Emma is 11 going on 18. The whole make up, clothes, shoes, friends thing that has sprung up since she started middle school is killing me. She kept a couple friends moving from elementary school up to middle school but the poor girl is like here momma and has boobs, which for some reason has attracted girls in the 8th grade to hang out with her. She is also a little taller than most of the kids in her classes. I wasn't allowed to wear make up until high school. I was going to do the same thing with Emma but she her new friends started putting it on her no matter what I said or did and the bunch of them ended up with Pink Eye. So I gave in and bought Emma her own makeup. The hair has changed quite a bit too. Her golden locks have been replaced with red hair on the lower half of her head and dark brown on the upper half. Her timidness is pretty much gone and her grades are up. So, the hair and makeup can stay as long as the grades are good. Truthfully I think having her older stepbrother living here, in almost all honors classes pushes Emma to work that much harder. Fine by me!

I am still at the same job, and still loving the job itself.
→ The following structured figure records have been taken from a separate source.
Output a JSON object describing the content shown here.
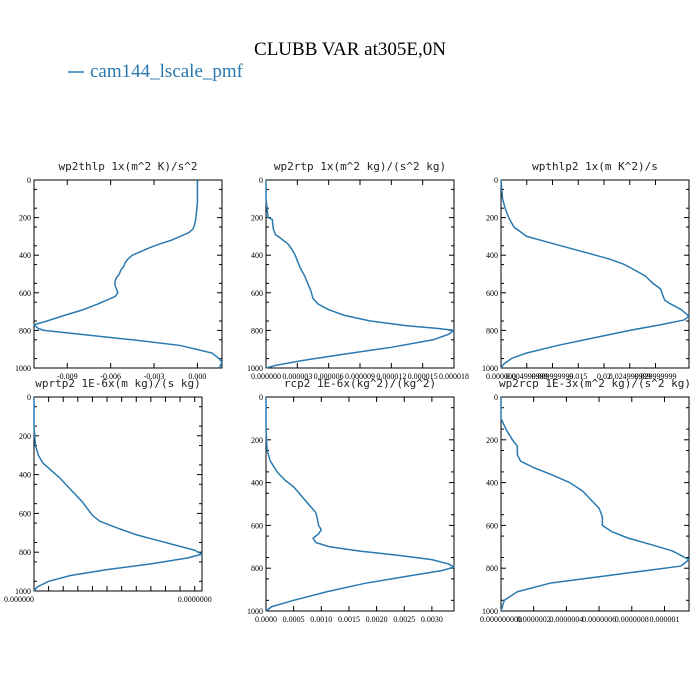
{
  "figure": {
    "title": "CLUBB VAR at305E,0N",
    "legend": [
      {
        "name": "cam144_lscale_pmf",
        "color": "#2a7ab0"
      }
    ]
  },
  "chart_data": [
    {
      "type": "line",
      "title": "wp2thlp  1x(m^2 K)/s^2",
      "xlim": [
        -0.0113,
        0.0017
      ],
      "ylim": [
        1000,
        0
      ],
      "xticks": [
        "-0.009",
        "-0.006",
        "-0.003",
        "0.000"
      ],
      "xtick_values": [
        -0.009,
        -0.006,
        -0.003,
        0.0
      ],
      "yticks": [
        "0",
        "200",
        "400",
        "600",
        "800",
        "1000"
      ],
      "series": [
        {
          "name": "cam144_lscale_pmf",
          "points": [
            [
              0.0,
              0
            ],
            [
              0.0,
              50
            ],
            [
              0.0,
              120
            ],
            [
              -0.0001,
              200
            ],
            [
              -0.0002,
              240
            ],
            [
              -0.0003,
              260
            ],
            [
              -0.0006,
              280
            ],
            [
              -0.0012,
              300
            ],
            [
              -0.0018,
              320
            ],
            [
              -0.0026,
              340
            ],
            [
              -0.0033,
              360
            ],
            [
              -0.0039,
              380
            ],
            [
              -0.0045,
              400
            ],
            [
              -0.0048,
              420
            ],
            [
              -0.005,
              440
            ],
            [
              -0.0051,
              460
            ],
            [
              -0.0053,
              480
            ],
            [
              -0.0054,
              500
            ],
            [
              -0.0056,
              520
            ],
            [
              -0.0057,
              540
            ],
            [
              -0.0057,
              560
            ],
            [
              -0.0056,
              580
            ],
            [
              -0.0055,
              600
            ],
            [
              -0.0057,
              620
            ],
            [
              -0.0063,
              640
            ],
            [
              -0.0069,
              660
            ],
            [
              -0.0079,
              690
            ],
            [
              -0.0092,
              720
            ],
            [
              -0.0104,
              750
            ],
            [
              -0.0113,
              770
            ],
            [
              -0.011,
              790
            ],
            [
              -0.0106,
              800
            ],
            [
              -0.0082,
              820
            ],
            [
              -0.0045,
              850
            ],
            [
              -0.0012,
              880
            ],
            [
              0.001,
              920
            ],
            [
              0.0015,
              950
            ],
            [
              0.0017,
              970
            ],
            [
              0.0015,
              1000
            ]
          ]
        }
      ]
    },
    {
      "type": "line",
      "title": "wp2rtp  1x(m^2 kg)/(s^2 kg)",
      "xlim": [
        0,
        1.8e-05
      ],
      "ylim": [
        1000,
        0
      ],
      "xticks": [
        "0.000000",
        "0.000003",
        "0.000006",
        "0.000009",
        "0.000012",
        "0.000015",
        "0.000018"
      ],
      "xtick_values": [
        0,
        3e-06,
        6e-06,
        9e-06,
        1.2e-05,
        1.5e-05,
        1.8e-05
      ],
      "yticks": [
        "0",
        "200",
        "400",
        "600",
        "800",
        "1000"
      ],
      "series": [
        {
          "name": "cam144_lscale_pmf",
          "points": [
            [
              0.0,
              0
            ],
            [
              0.0,
              100
            ],
            [
              2e-07,
              200
            ],
            [
              6e-07,
              210
            ],
            [
              7e-07,
              260
            ],
            [
              9e-07,
              290
            ],
            [
              1.4e-06,
              310
            ],
            [
              2.1e-06,
              340
            ],
            [
              2.5e-06,
              370
            ],
            [
              2.8e-06,
              400
            ],
            [
              3e-06,
              430
            ],
            [
              3.3e-06,
              470
            ],
            [
              3.7e-06,
              510
            ],
            [
              4e-06,
              550
            ],
            [
              4.3e-06,
              590
            ],
            [
              4.5e-06,
              630
            ],
            [
              5e-06,
              660
            ],
            [
              6e-06,
              690
            ],
            [
              7.5e-06,
              720
            ],
            [
              1e-05,
              750
            ],
            [
              1.35e-05,
              775
            ],
            [
              1.65e-05,
              790
            ],
            [
              1.8e-05,
              800
            ],
            [
              1.75e-05,
              820
            ],
            [
              1.6e-05,
              850
            ],
            [
              1.2e-05,
              890
            ],
            [
              7e-06,
              930
            ],
            [
              3.5e-06,
              960
            ],
            [
              1e-06,
              985
            ],
            [
              0.0,
              1000
            ]
          ]
        }
      ]
    },
    {
      "type": "line",
      "title": "wpthlp2  1x(m K^2)/s",
      "xlim": [
        0,
        0.0365
      ],
      "ylim": [
        1000,
        0
      ],
      "xticks": [
        "0.000000",
        "0.004999999",
        "0.009999999",
        "0.015",
        "0.02",
        "0.024999999",
        "0.029999999"
      ],
      "xtick_values": [
        0,
        0.005,
        0.01,
        0.015,
        0.02,
        0.025,
        0.03
      ],
      "yticks": [
        "0",
        "200",
        "400",
        "600",
        "800",
        "1000"
      ],
      "series": [
        {
          "name": "cam144_lscale_pmf",
          "points": [
            [
              0.0,
              0
            ],
            [
              0.0003,
              100
            ],
            [
              0.0008,
              150
            ],
            [
              0.0015,
              200
            ],
            [
              0.0025,
              250
            ],
            [
              0.005,
              300
            ],
            [
              0.009,
              330
            ],
            [
              0.013,
              360
            ],
            [
              0.017,
              390
            ],
            [
              0.021,
              420
            ],
            [
              0.024,
              450
            ],
            [
              0.026,
              480
            ],
            [
              0.028,
              510
            ],
            [
              0.0295,
              550
            ],
            [
              0.031,
              580
            ],
            [
              0.0315,
              620
            ],
            [
              0.0318,
              640
            ],
            [
              0.033,
              660
            ],
            [
              0.035,
              690
            ],
            [
              0.0365,
              725
            ],
            [
              0.0355,
              745
            ],
            [
              0.031,
              770
            ],
            [
              0.025,
              800
            ],
            [
              0.018,
              840
            ],
            [
              0.011,
              880
            ],
            [
              0.005,
              920
            ],
            [
              0.002,
              950
            ],
            [
              0.0005,
              980
            ],
            [
              0.0,
              1000
            ]
          ]
        }
      ]
    },
    {
      "type": "line",
      "title": "wprtp2  1E-6x(m kg)/(s kg)",
      "xlim": [
        0,
        1.15e-05
      ],
      "ylim": [
        1000,
        0
      ],
      "xticks": [
        "0.000000",
        "",
        "",
        "",
        "",
        "",
        "",
        "",
        "",
        "",
        "",
        "0.0000000"
      ],
      "xtick_values": [
        0,
        1e-06,
        2e-06,
        3e-06,
        4e-06,
        5e-06,
        6e-06,
        7e-06,
        8e-06,
        9e-06,
        1e-05,
        1.1e-05
      ],
      "yticks": [
        "0",
        "200",
        "400",
        "600",
        "800",
        "1000"
      ],
      "series": [
        {
          "name": "cam144_lscale_pmf",
          "points": [
            [
              0.0,
              0
            ],
            [
              0.0,
              150
            ],
            [
              1e-07,
              250
            ],
            [
              3e-07,
              300
            ],
            [
              6e-07,
              340
            ],
            [
              1.2e-06,
              380
            ],
            [
              1.8e-06,
              420
            ],
            [
              2.3e-06,
              460
            ],
            [
              2.8e-06,
              500
            ],
            [
              3.3e-06,
              540
            ],
            [
              3.7e-06,
              580
            ],
            [
              4e-06,
              610
            ],
            [
              4.5e-06,
              640
            ],
            [
              5.5e-06,
              670
            ],
            [
              7e-06,
              710
            ],
            [
              8.5e-06,
              740
            ],
            [
              1e-05,
              770
            ],
            [
              1.1e-05,
              790
            ],
            [
              1.15e-05,
              810
            ],
            [
              1.05e-05,
              830
            ],
            [
              8e-06,
              860
            ],
            [
              5e-06,
              890
            ],
            [
              2.5e-06,
              920
            ],
            [
              1e-06,
              950
            ],
            [
              2e-07,
              980
            ],
            [
              0.0,
              1000
            ]
          ]
        }
      ]
    },
    {
      "type": "line",
      "title": "rcp2  1E-6x(kg^2)/(kg^2)",
      "xlim": [
        0,
        0.0034
      ],
      "ylim": [
        1000,
        0
      ],
      "xticks": [
        "0.0000",
        "0.0005",
        "0.0010",
        "0.0015",
        "0.0020",
        "0.0025",
        "0.0030"
      ],
      "xtick_values": [
        0,
        0.0005,
        0.001,
        0.0015,
        0.002,
        0.0025,
        0.003
      ],
      "yticks": [
        "0",
        "200",
        "400",
        "600",
        "800",
        "1000"
      ],
      "series": [
        {
          "name": "cam144_lscale_pmf",
          "points": [
            [
              0.0,
              0
            ],
            [
              0.0,
              150
            ],
            [
              2e-05,
              250
            ],
            [
              8e-05,
              300
            ],
            [
              0.0002,
              350
            ],
            [
              0.00035,
              390
            ],
            [
              0.0005,
              420
            ],
            [
              0.0006,
              450
            ],
            [
              0.0007,
              480
            ],
            [
              0.0008,
              510
            ],
            [
              0.0009,
              540
            ],
            [
              0.00093,
              570
            ],
            [
              0.00095,
              600
            ],
            [
              0.001,
              620
            ],
            [
              0.00095,
              640
            ],
            [
              0.00085,
              660
            ],
            [
              0.0009,
              680
            ],
            [
              0.00115,
              700
            ],
            [
              0.0017,
              720
            ],
            [
              0.0024,
              740
            ],
            [
              0.003,
              760
            ],
            [
              0.0033,
              780
            ],
            [
              0.0034,
              795
            ],
            [
              0.0032,
              810
            ],
            [
              0.0025,
              840
            ],
            [
              0.0018,
              870
            ],
            [
              0.0011,
              910
            ],
            [
              0.0005,
              950
            ],
            [
              0.0001,
              980
            ],
            [
              0.0,
              1000
            ]
          ]
        }
      ]
    },
    {
      "type": "line",
      "title": "wp2rcp  1E-3x(m^2 kg)/(s^2 kg)",
      "xlim": [
        0,
        1.15e-06
      ],
      "ylim": [
        1000,
        0
      ],
      "xticks": [
        "0.000000000",
        "0.0000002",
        "0.0000004",
        "0.0000006",
        "0.0000008",
        "0.000001"
      ],
      "xtick_values": [
        0,
        2e-07,
        4e-07,
        6e-07,
        8e-07,
        1e-06
      ],
      "yticks": [
        "0",
        "200",
        "400",
        "600",
        "800",
        "1000"
      ],
      "series": [
        {
          "name": "cam144_lscale_pmf",
          "points": [
            [
              0.0,
              0
            ],
            [
              0.0,
              100
            ],
            [
              3e-08,
              150
            ],
            [
              7e-08,
              200
            ],
            [
              1e-07,
              230
            ],
            [
              1e-07,
              270
            ],
            [
              1.2e-07,
              300
            ],
            [
              2e-07,
              330
            ],
            [
              3e-07,
              360
            ],
            [
              4.2e-07,
              400
            ],
            [
              5e-07,
              440
            ],
            [
              5.5e-07,
              480
            ],
            [
              6e-07,
              520
            ],
            [
              6.2e-07,
              560
            ],
            [
              6.2e-07,
              600
            ],
            [
              6.8e-07,
              630
            ],
            [
              7.8e-07,
              660
            ],
            [
              9.2e-07,
              690
            ],
            [
              1.05e-06,
              720
            ],
            [
              1.15e-06,
              760
            ],
            [
              1.1e-06,
              790
            ],
            [
              9e-07,
              810
            ],
            [
              6e-07,
              840
            ],
            [
              3e-07,
              870
            ],
            [
              1e-07,
              910
            ],
            [
              2e-08,
              950
            ],
            [
              0.0,
              1000
            ]
          ]
        }
      ]
    }
  ]
}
Scott might be applying for a different job, better pay and benefits. Hoping he does for many reasons. Dig ourselves out of this mountain of debt we have, visit Disneyland a few dozen more times while we are still young, and who knows what else, oh yes, save for retirement!

As for my issue at work that has resolved itself. We are friends and that is it, ok co-workers and that is it. We talk about work and say Hi and Bye. It has taken a while to get there but we are. It was rough and there were lots of tears shed on both sides. I don't know what his home life is like anymore and he doesn't know about mine and it is better this way.

Scott and I talk ALOT more. Like we used to. We are spending alot of Us time again. Like we used to. All the things we did when our marriage was wonderful we are bringing back. I am alot calmer and the panic attacks I've been having throughout this year are gone. I haven't had one in almost 3 months now. Granted I should have seen my doctor about some of the issues I was having but I didn't and Scott worked through them with me. He calls it my MidWife crisis. You know, instead of my MidLife crisis. I really don't know what it was but we finally clicked again and life is almost back to normal since.

I told Scott if I ever go through something like that again please take me out to the back 40 somewhere and just shoot me, put me down so we don't ever go through this again.

Ok, I lied I know what clicked. Scott had a heart attack the first of October. That slapped the biggest piece of reality into me. He is doing good now, his heart tests came back showing no clogged arteries, but both upper chambers of his heart are enlarged. We keep an eye on him, get him to exercise more, and keep up with the diet he is on with some minor changes. He is a diabetic and his diet right now is pretty good.

And right now it is 12:20 am and I am exhausted so I'm going to bed. I will try to keep up better with this since I have absolutely sucked at this since my MidWife crisis started.

Only 3 more days til my baby girl comes home!